According to the present invention as described above, there is a reset circuit by the photocoupler (PT) and the capacitor drop method by the AC capacitor and the reactor, and the driving of the relay (RY) is indicated by the light emitting diode (LED) and the capacitor (C4). It is to have the OFF time by the time set by the variable resistor (VR) and the variable resistor (VR) is an industrially useful invention that can be restarted when the momentary power failure occurs within the delay time set by the variable resistor to prevent the stop of the motor.

The accompanying drawings are electrical circuit diagrams of embodiments for explaining the present invention.

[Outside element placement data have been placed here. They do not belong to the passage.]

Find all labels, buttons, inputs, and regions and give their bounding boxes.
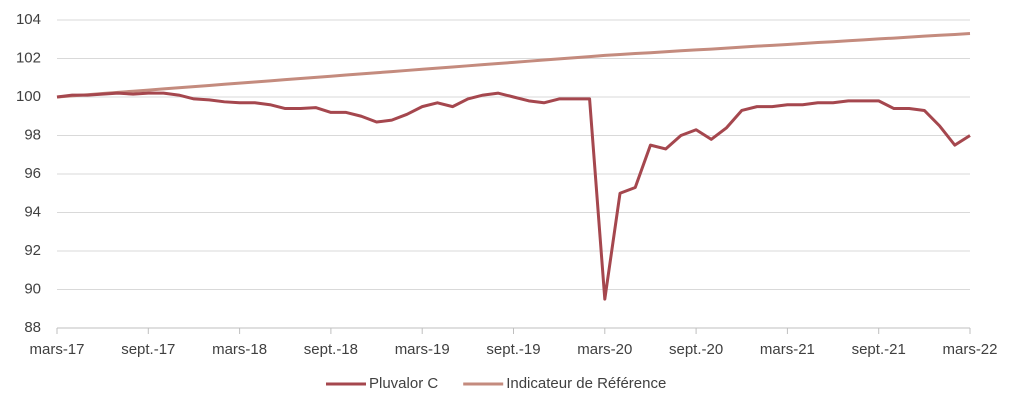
series-line [56, 91, 971, 301]
series-line [56, 31, 971, 99]
x-tick-label: mars-17 [29, 341, 84, 358]
x-tick-label: sept.-20 [669, 341, 723, 358]
y-tick-label: 92 [24, 242, 41, 259]
x-tick-label: sept.-21 [852, 341, 906, 358]
x-tick-label: mars-22 [942, 341, 997, 358]
y-tick-label: 98 [24, 126, 41, 143]
y-tick-label: 90 [24, 280, 41, 297]
x-tick-label: mars-20 [577, 341, 632, 358]
y-tick-label: 100 [16, 88, 41, 105]
y-tick-label: 96 [24, 165, 41, 182]
legend-label: Pluvalor C [369, 375, 438, 392]
y-tick-label: 104 [16, 11, 41, 28]
x-tick-label: sept.-18 [304, 341, 358, 358]
x-tick-label: sept.-17 [121, 341, 175, 358]
y-tick-label: 94 [24, 203, 41, 220]
x-tick-label: mars-21 [760, 341, 815, 358]
x-tick-label: mars-19 [395, 341, 450, 358]
y-tick-label: 88 [24, 319, 41, 336]
x-tick-label: mars-18 [212, 341, 267, 358]
x-tick-label: sept.-19 [486, 341, 540, 358]
legend-label: Indicateur de Référence [506, 375, 666, 392]
y-tick-label: 102 [16, 49, 41, 66]
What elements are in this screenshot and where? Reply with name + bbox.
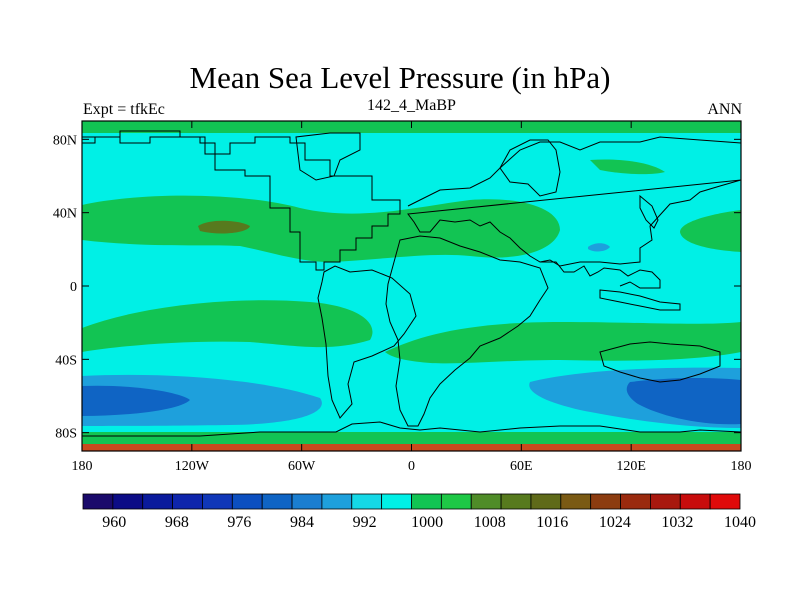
colorbar-swatch <box>291 493 323 510</box>
x-tick-label: 60W <box>288 459 316 474</box>
x-tick-label: 180 <box>72 459 93 474</box>
colorbar-swatch <box>590 493 621 510</box>
colorbar-swatch <box>650 493 681 510</box>
colorbar-swatch <box>709 493 741 510</box>
colorbar-swatch <box>500 493 532 510</box>
colorbar-swatch <box>261 493 293 510</box>
colorbar-swatch <box>530 493 562 510</box>
colorbar-label: 960 <box>102 514 126 531</box>
coastline-north-america <box>82 130 401 271</box>
x-axis: 180 120W 60W 0 60E 120E 180 <box>72 121 752 474</box>
field-north-pacific-high-core <box>198 220 250 234</box>
x-tick-label: 180 <box>731 459 752 474</box>
field-nh-band-atlantic-pacific <box>82 195 560 262</box>
colorbar-swatch <box>321 493 353 510</box>
coastline-arabia-india <box>540 261 661 289</box>
colorbar-swatch <box>411 493 442 510</box>
y-tick-label: 40N <box>53 207 77 222</box>
chart-title: Mean Sea Level Pressure (in hPa) <box>189 60 611 95</box>
coastline-greenland <box>295 132 361 181</box>
colorbar-swatch <box>679 493 711 510</box>
experiment-label: Expt = tfkEc <box>83 101 165 118</box>
colorbar-swatch <box>381 493 412 510</box>
colorbar-label: 1008 <box>474 514 506 531</box>
coastline-south-america <box>317 265 417 419</box>
colorbar-swatch <box>142 493 173 510</box>
x-tick-label: 120W <box>175 459 210 474</box>
colorbar: 960 968 976 984 992 1000 1008 1016 1024 1032 1040 <box>82 493 756 531</box>
colorbar-label: 976 <box>227 514 251 531</box>
coastline-africa <box>385 235 549 427</box>
y-tick-label: 40S <box>55 353 77 368</box>
field-nh-band-east-pacific <box>680 210 741 252</box>
y-axis: 80N 40N 0 40S 80S <box>53 133 741 442</box>
season-label: ANN <box>707 101 742 118</box>
colorbar-swatch <box>560 493 592 510</box>
y-tick-label: 80S <box>55 427 77 442</box>
colorbar-swatch <box>202 493 233 510</box>
field-indian-ocean-low <box>588 243 610 252</box>
colorbar-label: 992 <box>353 514 377 531</box>
colorbar-label: 1040 <box>724 514 756 531</box>
x-tick-label: 0 <box>408 459 415 474</box>
map-panel <box>82 121 741 451</box>
colorbar-swatch <box>470 493 502 510</box>
colorbar-swatch <box>440 493 472 510</box>
x-tick-label: 120E <box>616 459 646 474</box>
colorbar-swatch <box>82 493 114 510</box>
colorbar-label: 968 <box>165 514 189 531</box>
colorbar-swatch <box>351 493 383 510</box>
y-tick-label: 0 <box>70 280 77 295</box>
field-southern-ocean-core-west <box>82 385 190 416</box>
coastline-eurasia <box>407 136 741 267</box>
colorbar-swatch <box>620 493 651 510</box>
field-east-asia-green <box>590 159 665 175</box>
colorbar-label: 1000 <box>411 514 443 531</box>
field-southern-ocean-outer <box>82 374 322 426</box>
coastline-arctic-islands <box>499 139 561 197</box>
colorbar-label: 984 <box>290 514 314 531</box>
x-tick-label: 60E <box>510 459 533 474</box>
coastline-japan <box>639 194 659 229</box>
colorbar-swatch <box>231 493 263 510</box>
coastline-antarctica <box>82 421 741 437</box>
coastline-indonesia <box>599 289 681 311</box>
colorbar-label: 1016 <box>536 514 568 531</box>
coastlines <box>82 130 741 437</box>
colorbar-swatch <box>172 493 203 510</box>
field-south-polar-green <box>82 432 741 444</box>
colorbar-label: 1032 <box>661 514 693 531</box>
y-tick-label: 80N <box>53 133 77 148</box>
field-sh-band-pacific <box>82 300 373 352</box>
coastline-australia <box>599 341 721 383</box>
period-label: 142_4_MaBP <box>367 97 456 114</box>
field-southern-ocean-core-east <box>626 378 741 425</box>
colorbar-swatch <box>112 493 144 510</box>
colorbar-label: 1024 <box>599 514 631 531</box>
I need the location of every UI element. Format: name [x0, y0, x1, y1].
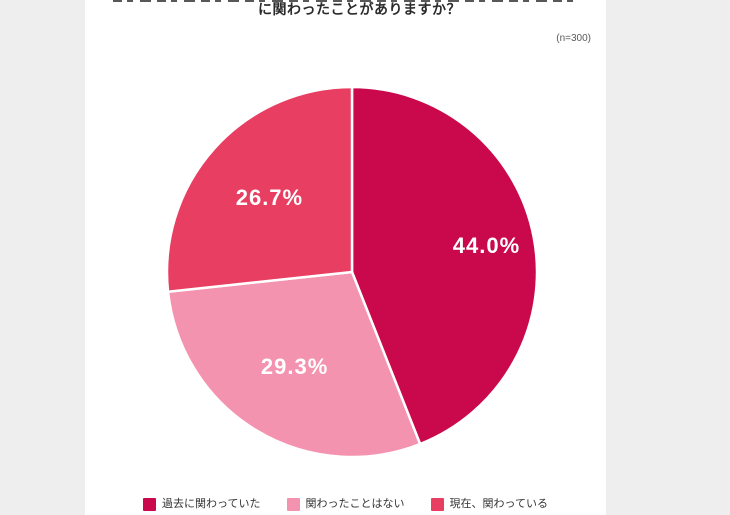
legend-label: 関わったことはない	[305, 498, 405, 510]
pie-slice	[166, 270, 422, 459]
slice-label: 44.0%	[452, 233, 521, 259]
pie-chart-area	[164, 84, 540, 460]
legend-label: 現在、関わっている	[449, 498, 548, 510]
legend-swatch-icon	[286, 498, 300, 511]
pie-chart	[165, 85, 539, 459]
legend-item: 関わったことはない	[286, 498, 405, 511]
chart-panel: に関わったことがありますか？ (n=300) 44.0% 29.3% 26.7%…	[85, 0, 606, 515]
legend-label: 過去に関わっていた	[162, 498, 261, 510]
legend-swatch-icon	[143, 498, 157, 511]
sample-size-note: (n=300)	[556, 33, 591, 44]
legend-swatch-icon	[430, 498, 444, 511]
clipped-title-first-line	[113, 0, 575, 2]
chart-legend: 過去に関わっていた 関わったことはない 現在、関わっている	[85, 498, 606, 511]
pie-slice	[350, 85, 539, 446]
slice-label: 29.3%	[260, 354, 329, 379]
legend-item: 過去に関わっていた	[143, 498, 261, 511]
slice-label: 26.7%	[235, 184, 304, 210]
pie-slice	[165, 85, 354, 293]
chart-title: に関わったことがありますか？	[258, 1, 461, 17]
legend-item: 現在、関わっている	[430, 498, 548, 511]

---- Explanation of codes in drawing ----

L1 and L2 are power input terminals, S1 is ON switch, S2 is OFF switch, and R1 is relay. FET is a field effect transistor, Q1 is an NPN transistor, and P.T is a photocoupler. OCR is overcurrent relay, MC is magnetic contactor coil. Q2 ~ Q7 are inverters and LEDs are light emitting diodes. VR is a variable resistor. C1 is AC capacitor. L1-L2 are co-reactor, D1-D9 are diodes. Sw test switch. C2 ~ C6 are capacitors. ZD is a zener diode. R1 ~ R10 means fixed resistance.

Claims (3)

The output of the time constant circuit composed of the diode D6, the fixed resistor R6, the variable resistor VR and the capacitor C4 is connected to the input side of the inverters Q2 and Q3 constituting the latch circuit. The output of the ground circuit is grounded through the inverter Q6 and the fixed resistor R3, and the source is connected to the gate of the field effect transistor FET connected to the coil of the relay RY to drive the relay. Delay release relay. The method of claim 1, wherein the latch circuit is connected to the collector of the transistor Q1 of the emitter grounded and the base of the transistor Q1 is connected to the output contact of the relay (RY) through the resistor (R8) Featuring a delayed release relay. The output contact of the relay circuit according to claim 1, wherein the output contact of the relay RY is connected to the input side of the latch circuit through the photocoupler PT, and the output of the latch circuit is connected to the inverter Q7 and the light emitting diode LED. Delayed release relay connected to the constant voltage circuit to display the operation of the relay.